The RESCUE trial demonstrated that targeting the IL-6 ligand "has large effects on multiple critical biomarkers related to inflammation and thrombosis and that the approach appears to be safe, albeit in a modestly sized 24-week trial," Dr. Paul Ridker of Brigham and Women's Hospital in Boston told Reuters Health by email.
"The critical issue," he said, "is that the RESCUE data have directly resulted in the launch of a new 6,000 participant cardiovascular outcomes trial known as ZEUS (Ziltivekimab Cardiovascular Outcomes Study) that will address whether or not this novel anti-inflammatory approach can reduce major adverse cardiovascular event rates."
ZEUS will enroll patients similar to those in RESCUE, he said. "This group has substantial unmet clinical need, is often excluded from major cardiovascular outs-comes trials, yet is a group where the inflammatory process is of greater relative importance than that of cholesterol."
As reported in The Lancet and at the American College of Cardiology's 70th Annual Scientific Session on May 17, the RESCUE trial enrolled 264 adults in clinical sites across the US with moderate-to-severe chronic kidney disease, and high-sensitivity C-reactive protein (hsCRP) of at least 2 mg/L.
Participants received subcutaneous ziltivekimab 7.5 mg, 15 mg, or 30 mg or placebo every four weeks up to 24 weeks. The primary outcome was percentage change from baseline in hsCRP after 12 weeks of treatment with ziltivekimab compared with placebo.
At 12 weeks after randomization, median hsCRP levels were reduced by 77% in the 7.5 mg group, 88% in the 15 mg group, and 92% in the 30 mg group, compared with 4% in the placebo group.
Effects were stable over the 24-week treatment period, and dose-dependent reductions were also seen for fibrinogen, serum amyloid A, haptoglobin, secretory phospholipase A2, and lipoprotein(a).
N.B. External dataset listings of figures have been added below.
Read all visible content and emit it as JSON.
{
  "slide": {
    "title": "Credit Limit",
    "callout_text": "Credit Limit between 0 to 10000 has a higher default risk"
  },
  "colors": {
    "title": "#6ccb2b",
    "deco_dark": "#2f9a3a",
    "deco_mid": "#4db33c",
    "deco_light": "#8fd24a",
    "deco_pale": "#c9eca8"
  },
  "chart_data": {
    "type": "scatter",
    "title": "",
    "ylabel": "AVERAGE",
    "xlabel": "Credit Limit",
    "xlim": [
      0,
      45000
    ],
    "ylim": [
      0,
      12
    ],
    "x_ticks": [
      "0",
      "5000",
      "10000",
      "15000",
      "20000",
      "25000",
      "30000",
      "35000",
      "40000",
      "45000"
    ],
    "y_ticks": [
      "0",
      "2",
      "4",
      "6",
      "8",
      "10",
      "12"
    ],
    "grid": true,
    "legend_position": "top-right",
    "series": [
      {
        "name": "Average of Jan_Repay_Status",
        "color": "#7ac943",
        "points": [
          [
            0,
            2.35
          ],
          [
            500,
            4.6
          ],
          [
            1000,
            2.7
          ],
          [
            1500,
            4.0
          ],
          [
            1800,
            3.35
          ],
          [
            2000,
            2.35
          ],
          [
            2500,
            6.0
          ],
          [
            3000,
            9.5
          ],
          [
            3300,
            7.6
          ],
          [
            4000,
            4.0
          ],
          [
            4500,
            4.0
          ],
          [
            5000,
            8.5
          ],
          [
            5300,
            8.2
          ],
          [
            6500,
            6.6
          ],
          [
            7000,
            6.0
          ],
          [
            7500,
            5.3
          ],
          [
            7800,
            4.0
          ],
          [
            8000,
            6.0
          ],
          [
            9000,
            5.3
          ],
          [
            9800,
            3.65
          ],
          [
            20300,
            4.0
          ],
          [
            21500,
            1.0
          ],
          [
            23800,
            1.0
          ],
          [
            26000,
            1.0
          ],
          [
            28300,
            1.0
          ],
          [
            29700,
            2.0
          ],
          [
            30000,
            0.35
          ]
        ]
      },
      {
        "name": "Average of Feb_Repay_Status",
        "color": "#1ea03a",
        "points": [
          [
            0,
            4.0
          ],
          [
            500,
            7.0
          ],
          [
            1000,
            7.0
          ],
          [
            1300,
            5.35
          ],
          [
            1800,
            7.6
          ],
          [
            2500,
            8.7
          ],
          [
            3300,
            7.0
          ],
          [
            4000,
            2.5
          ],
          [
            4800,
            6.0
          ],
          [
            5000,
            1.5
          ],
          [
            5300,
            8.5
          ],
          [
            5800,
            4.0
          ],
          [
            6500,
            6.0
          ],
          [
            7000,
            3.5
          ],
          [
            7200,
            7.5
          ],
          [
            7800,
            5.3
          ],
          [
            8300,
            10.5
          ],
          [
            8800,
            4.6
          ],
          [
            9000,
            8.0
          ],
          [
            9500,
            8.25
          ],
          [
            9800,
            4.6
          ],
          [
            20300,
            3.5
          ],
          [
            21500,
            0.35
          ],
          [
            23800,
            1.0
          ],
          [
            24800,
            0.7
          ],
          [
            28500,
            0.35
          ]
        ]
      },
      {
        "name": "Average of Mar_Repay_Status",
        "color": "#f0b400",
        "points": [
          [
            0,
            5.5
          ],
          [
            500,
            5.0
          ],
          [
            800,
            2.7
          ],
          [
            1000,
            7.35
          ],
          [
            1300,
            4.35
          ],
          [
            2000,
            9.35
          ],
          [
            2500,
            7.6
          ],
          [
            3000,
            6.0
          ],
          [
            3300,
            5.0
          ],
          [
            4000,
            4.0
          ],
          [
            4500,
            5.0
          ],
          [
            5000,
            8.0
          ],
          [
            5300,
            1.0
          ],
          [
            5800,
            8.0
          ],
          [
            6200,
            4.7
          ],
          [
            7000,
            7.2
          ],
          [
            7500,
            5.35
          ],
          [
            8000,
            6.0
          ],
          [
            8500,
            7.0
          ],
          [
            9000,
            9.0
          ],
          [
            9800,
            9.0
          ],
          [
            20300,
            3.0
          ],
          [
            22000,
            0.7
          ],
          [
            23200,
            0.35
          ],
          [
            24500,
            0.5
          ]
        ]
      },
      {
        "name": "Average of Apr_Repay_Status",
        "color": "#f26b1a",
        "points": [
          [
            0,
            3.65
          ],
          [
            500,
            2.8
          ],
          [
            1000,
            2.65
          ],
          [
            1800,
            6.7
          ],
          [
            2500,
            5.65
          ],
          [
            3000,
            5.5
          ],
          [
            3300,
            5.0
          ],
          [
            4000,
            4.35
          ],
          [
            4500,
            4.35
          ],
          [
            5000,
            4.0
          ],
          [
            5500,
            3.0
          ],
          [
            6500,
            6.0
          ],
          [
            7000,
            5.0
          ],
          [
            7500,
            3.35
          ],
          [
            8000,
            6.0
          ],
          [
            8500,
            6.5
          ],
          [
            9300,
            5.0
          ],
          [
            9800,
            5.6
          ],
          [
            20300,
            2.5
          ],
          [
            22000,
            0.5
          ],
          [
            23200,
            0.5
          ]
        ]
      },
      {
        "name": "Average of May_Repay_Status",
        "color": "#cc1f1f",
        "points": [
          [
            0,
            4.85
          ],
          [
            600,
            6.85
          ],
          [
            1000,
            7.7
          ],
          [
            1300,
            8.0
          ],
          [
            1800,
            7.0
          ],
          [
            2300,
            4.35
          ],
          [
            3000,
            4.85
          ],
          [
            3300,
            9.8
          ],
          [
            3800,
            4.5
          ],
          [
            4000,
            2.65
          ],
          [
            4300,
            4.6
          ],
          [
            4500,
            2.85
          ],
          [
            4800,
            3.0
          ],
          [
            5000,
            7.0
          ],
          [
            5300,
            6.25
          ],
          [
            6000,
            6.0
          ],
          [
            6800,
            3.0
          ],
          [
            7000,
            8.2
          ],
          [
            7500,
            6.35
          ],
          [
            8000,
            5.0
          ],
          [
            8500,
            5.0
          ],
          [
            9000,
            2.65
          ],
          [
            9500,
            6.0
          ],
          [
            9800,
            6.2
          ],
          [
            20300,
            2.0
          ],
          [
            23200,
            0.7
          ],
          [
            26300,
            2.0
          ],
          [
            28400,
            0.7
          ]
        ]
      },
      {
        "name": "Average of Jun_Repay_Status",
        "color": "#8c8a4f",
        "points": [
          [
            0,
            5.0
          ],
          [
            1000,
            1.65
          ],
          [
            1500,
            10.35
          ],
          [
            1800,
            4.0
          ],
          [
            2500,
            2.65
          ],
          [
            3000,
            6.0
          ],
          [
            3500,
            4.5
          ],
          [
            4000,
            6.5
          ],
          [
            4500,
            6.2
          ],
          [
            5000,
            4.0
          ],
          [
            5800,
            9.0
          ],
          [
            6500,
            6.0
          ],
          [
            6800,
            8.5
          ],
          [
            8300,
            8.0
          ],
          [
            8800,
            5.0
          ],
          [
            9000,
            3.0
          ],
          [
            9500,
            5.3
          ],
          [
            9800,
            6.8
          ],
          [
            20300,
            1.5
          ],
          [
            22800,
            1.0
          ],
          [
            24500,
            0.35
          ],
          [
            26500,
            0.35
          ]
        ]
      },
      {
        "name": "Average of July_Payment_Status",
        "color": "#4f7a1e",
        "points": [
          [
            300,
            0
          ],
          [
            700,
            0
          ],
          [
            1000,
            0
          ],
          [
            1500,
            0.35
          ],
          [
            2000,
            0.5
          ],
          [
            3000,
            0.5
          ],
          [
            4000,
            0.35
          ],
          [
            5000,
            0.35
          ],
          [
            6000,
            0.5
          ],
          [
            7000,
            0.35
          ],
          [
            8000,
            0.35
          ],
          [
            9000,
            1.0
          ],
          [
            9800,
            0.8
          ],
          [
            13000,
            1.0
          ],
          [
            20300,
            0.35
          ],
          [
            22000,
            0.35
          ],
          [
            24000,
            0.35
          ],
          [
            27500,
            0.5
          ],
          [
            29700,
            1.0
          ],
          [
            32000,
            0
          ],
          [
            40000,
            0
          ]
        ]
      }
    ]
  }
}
Ziltivekimab was well tolerated and did not affect the total cholesterol to high-density lipoprotein cholesterol ratio.
No serious injection-site reactions, sustained grade 3 or 4 neutropenia or thrombocytopenia were reported.
Dr. Ridker said, "My prediction is that, 10 years from now, virtually all patients with atherosclerosis will be receiving a combination of aggressive lipid-lowering and aggressive inflammation-lowering therapies."
Dr. Anne Tybjaerg-Hansen of the University of Copenhagen, coauthor of a related editorial, commented in an email to Reuters Health, "Lipoprotein(a) levels increase in the earliest stages of kidney impairment even before GFR decreases, and GFR is inversely associated with plasma lipoprotein(a) levels."
"Therefore, in patients with CKD, a 25% lowering of lipoprotein(a), as observed in the RESCUE trial, might contribute to a reduction in atherothrombotic events in these patients, despite no apparent overall improvement in eGFR or urine albumin-to-creatinine ratio in the present study."
Major strengths of the study, she said, "are that the population selected were patients at high cardiovascular risk with CKD and increased high-sensitivity CRP, reflecting a group in whom IL-6 levels correlate with severity of renal impairment and level of atherosclerotic risk."
"Limitations," she noted, "include the small sample size, the modest duration of the trial, and the restriction of the study sites to the US."
Novo Nordisk affirmed in an email to Reuters Health, "Based on the results of the phase 2 trial, Novo Nordisk is planning to progress investigational ziltivekimab to a large-scale phase 3 cardiovascular outcomes trial to further assess its potential benefit in people with atherosclerotic cardiovascular disease, advanced CKD and high levels of inflammation. The trial will initiate in the second half of 2021.
The study was originally sponsored by Corvidia Therapeutics and, subsequent to a takeover, by Novo Nordisk. Four coauthors were employees of the former, four are employees of the latter, and two coauthors received fees from the companies.